Fritz Schwegler (7 May 1935 – 3 June 2014) was a German painter, graphic artist, sculptor and musician.

==Life and work==
Born in the Swabian town of Breech near Göppingen, Schwegler was first apprenticed as a joiner to his father. He then traveled through the whole of Europe for three years, where he visited 21 cities. As an artist, he first created image collages and spoken performances, entitled "Effeschiaden", "Effeschiadiana", "Effeschiaturen", "Moritafeln", "Zehnerschaften", "Viererreihen" and "Urnotizen", accompanied by photographs and film sequences. He later made wooden sculptures and a thousand from bronze.

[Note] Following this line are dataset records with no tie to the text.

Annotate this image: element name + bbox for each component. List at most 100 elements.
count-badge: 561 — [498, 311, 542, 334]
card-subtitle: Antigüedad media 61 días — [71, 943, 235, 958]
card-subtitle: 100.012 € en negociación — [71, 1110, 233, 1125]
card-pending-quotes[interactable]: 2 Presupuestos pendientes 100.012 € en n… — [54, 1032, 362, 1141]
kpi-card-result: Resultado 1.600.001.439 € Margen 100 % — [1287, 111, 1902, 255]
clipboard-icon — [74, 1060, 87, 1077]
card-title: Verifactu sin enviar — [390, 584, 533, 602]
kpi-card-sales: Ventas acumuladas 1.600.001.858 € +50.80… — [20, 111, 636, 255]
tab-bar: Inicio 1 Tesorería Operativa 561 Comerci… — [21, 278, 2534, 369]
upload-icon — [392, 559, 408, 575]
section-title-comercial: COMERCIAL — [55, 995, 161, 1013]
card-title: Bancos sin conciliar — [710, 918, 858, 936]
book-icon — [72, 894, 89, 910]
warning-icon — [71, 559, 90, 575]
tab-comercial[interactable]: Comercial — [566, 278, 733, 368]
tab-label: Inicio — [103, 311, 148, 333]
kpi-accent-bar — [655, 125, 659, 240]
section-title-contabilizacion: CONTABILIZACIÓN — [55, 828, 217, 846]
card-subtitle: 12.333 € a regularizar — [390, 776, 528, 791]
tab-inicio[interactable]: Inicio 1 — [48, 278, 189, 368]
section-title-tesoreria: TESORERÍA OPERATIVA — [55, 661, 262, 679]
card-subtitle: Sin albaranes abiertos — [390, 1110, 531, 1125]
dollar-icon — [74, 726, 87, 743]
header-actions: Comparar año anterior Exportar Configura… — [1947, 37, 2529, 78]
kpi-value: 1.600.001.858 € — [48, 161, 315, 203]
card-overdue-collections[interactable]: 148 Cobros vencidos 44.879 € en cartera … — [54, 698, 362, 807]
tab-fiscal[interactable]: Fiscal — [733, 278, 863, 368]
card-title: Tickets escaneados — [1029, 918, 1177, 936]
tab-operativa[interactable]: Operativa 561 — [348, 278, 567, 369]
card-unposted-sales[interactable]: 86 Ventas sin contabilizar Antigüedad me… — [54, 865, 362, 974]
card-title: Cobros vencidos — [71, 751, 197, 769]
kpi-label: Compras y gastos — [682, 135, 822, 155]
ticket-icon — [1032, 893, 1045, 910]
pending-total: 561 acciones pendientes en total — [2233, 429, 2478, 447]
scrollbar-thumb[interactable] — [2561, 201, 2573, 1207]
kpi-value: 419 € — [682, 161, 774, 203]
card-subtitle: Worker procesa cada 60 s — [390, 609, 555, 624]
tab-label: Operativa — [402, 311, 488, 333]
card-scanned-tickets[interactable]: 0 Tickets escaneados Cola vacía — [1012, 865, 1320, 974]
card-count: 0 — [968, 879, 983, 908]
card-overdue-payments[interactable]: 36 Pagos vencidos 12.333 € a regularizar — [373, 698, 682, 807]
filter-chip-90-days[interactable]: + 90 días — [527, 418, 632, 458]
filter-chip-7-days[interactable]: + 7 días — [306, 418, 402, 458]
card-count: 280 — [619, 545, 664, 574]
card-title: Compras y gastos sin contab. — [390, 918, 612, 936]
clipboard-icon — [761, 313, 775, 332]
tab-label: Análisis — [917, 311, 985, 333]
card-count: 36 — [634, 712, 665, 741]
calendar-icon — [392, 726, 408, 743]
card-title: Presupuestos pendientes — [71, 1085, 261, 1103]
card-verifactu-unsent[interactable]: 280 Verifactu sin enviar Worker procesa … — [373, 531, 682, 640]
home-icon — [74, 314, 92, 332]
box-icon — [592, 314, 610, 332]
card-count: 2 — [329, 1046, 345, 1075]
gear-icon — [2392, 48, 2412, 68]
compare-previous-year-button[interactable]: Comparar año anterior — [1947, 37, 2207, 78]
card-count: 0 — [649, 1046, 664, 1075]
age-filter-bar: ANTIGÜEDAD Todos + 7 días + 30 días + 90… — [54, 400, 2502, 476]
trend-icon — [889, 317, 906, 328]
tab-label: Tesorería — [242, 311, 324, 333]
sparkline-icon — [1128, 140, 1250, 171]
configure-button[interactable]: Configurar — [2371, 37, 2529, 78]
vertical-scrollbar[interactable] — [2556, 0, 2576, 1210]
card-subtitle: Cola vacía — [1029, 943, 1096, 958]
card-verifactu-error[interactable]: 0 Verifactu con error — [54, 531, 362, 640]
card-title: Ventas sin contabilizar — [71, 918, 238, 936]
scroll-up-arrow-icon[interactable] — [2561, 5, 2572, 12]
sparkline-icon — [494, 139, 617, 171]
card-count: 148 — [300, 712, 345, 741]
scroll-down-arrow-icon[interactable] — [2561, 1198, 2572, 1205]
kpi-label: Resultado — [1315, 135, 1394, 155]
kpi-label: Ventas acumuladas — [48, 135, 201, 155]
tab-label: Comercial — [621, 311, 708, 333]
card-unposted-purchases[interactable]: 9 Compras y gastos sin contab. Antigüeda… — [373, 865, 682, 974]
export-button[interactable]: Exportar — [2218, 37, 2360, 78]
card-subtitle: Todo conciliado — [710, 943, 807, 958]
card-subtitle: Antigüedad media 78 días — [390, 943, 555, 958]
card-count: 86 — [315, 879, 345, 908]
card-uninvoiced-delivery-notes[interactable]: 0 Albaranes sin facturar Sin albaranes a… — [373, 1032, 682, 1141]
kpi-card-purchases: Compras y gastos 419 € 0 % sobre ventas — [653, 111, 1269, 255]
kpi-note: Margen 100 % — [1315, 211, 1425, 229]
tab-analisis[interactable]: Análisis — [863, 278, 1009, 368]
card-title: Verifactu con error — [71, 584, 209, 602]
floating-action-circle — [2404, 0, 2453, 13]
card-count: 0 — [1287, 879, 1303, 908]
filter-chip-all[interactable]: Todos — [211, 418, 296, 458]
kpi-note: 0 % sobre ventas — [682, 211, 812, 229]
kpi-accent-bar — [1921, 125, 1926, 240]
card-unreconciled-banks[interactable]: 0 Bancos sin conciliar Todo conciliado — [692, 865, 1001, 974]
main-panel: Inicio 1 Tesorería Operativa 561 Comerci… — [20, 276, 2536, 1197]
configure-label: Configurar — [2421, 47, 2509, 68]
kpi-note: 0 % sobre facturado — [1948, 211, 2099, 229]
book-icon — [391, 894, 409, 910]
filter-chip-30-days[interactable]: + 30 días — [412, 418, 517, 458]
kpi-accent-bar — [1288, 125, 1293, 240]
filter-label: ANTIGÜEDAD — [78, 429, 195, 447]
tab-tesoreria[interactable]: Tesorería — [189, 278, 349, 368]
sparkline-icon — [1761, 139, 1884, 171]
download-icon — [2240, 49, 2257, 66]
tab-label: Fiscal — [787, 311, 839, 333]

Schwegler exhibited at the documentas 5 and 8 in Kassel. In 1999 he received the Hans Thoma Prize, and in 2003 he was awarded the Bernhard Heiliger Award of Sculpture for outstanding achievements in the field of sculpture. According to the jurors, Werner Spies, Manfred Schneckenburger and Dominic van den Boogerd, "at the end of the 20th century", he "created a register of plastic art without comparison".

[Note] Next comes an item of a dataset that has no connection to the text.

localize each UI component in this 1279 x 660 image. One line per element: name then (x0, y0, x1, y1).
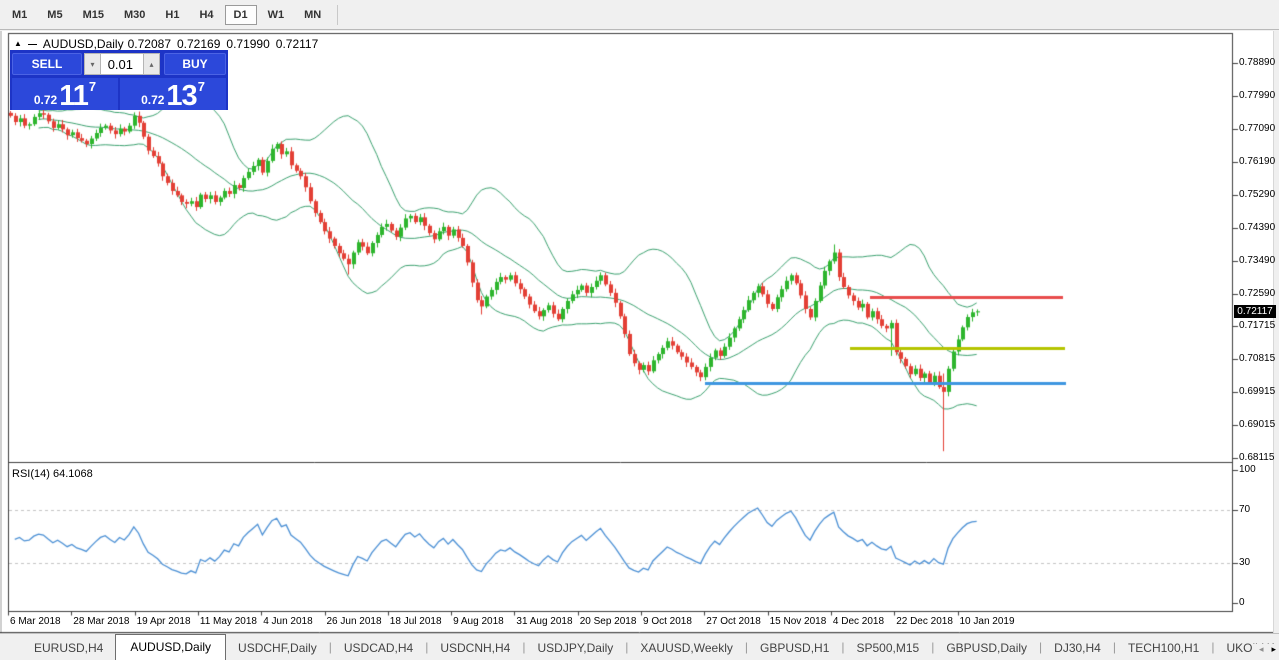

For three decades, Schwegler was a professor at the Kunstakademie Düsseldorf, where he was in close contact with Joseph Beuys. He retired in 2001. Among his students were Thomas Demand, Katharina Fritsch, Martin Honert, Thomas Huber, and Thomas Schütte. He married the sculptor Gudrun Krüger.

==Select bibliography==
- Wolfgang Becker, Astrid Brock, eds., Fritz Schwegler: Effeschiadiana, Effeschiaden, Effeschiaturen, Moritafeln, Zehnerschaften, Viererreihen und Urnotizen. Exhibition catalog. Stadt Aachen, Neue Galerie-Sammlung Ludwig, 19 Jan. - 10 February 1974.
- Joachim Heusinger von Waldegg, Peter Kleemann, Marianne Roetzel, Fritz Schwegler. Rheinisches Landesmuseum Bonn, 1974.
- Helga Meister, "Fritz Schwegler", in Die Kunstszene Düsseldorf. Recklinghausen, 1979, pp. 182–184.
- Fritz Schwegler: Kunst der Erscheinung konnte so sein: Kleidungen zum Fünfzigsten. Düsseldorf, 1992.
- Lothar Romain, Fritz Schwegler: Erscheinungsmaßnahmen und Abulvenz. Hagen, 1983.
- Fritz Schwegler: Kohle, Wasser, Benzin. Strasbourg, 1996.
- Ferdinand Ullrich and Hans-Jürgen Schwalm, eds., Fritz Schwegler: die tägliche Jubelrolle; 365 Öffnungen; nach 25 Jahren und 29 von 1000 Notwandlungsstücken (hier zurückgemalt). Exhibition catalog. Kunsthalle Recklinghausen, 1999.
- Helga Meister, Und keiner hinkt. 22 Wege vom Schwegler wegzukommen. Kleve and Düsseldorf, 2001.
- Ulrike Groos, ed., Das unbewegliche Theater des Fritz Schwegler von Breech. Ostfildern: Hatje Cantz, 2004.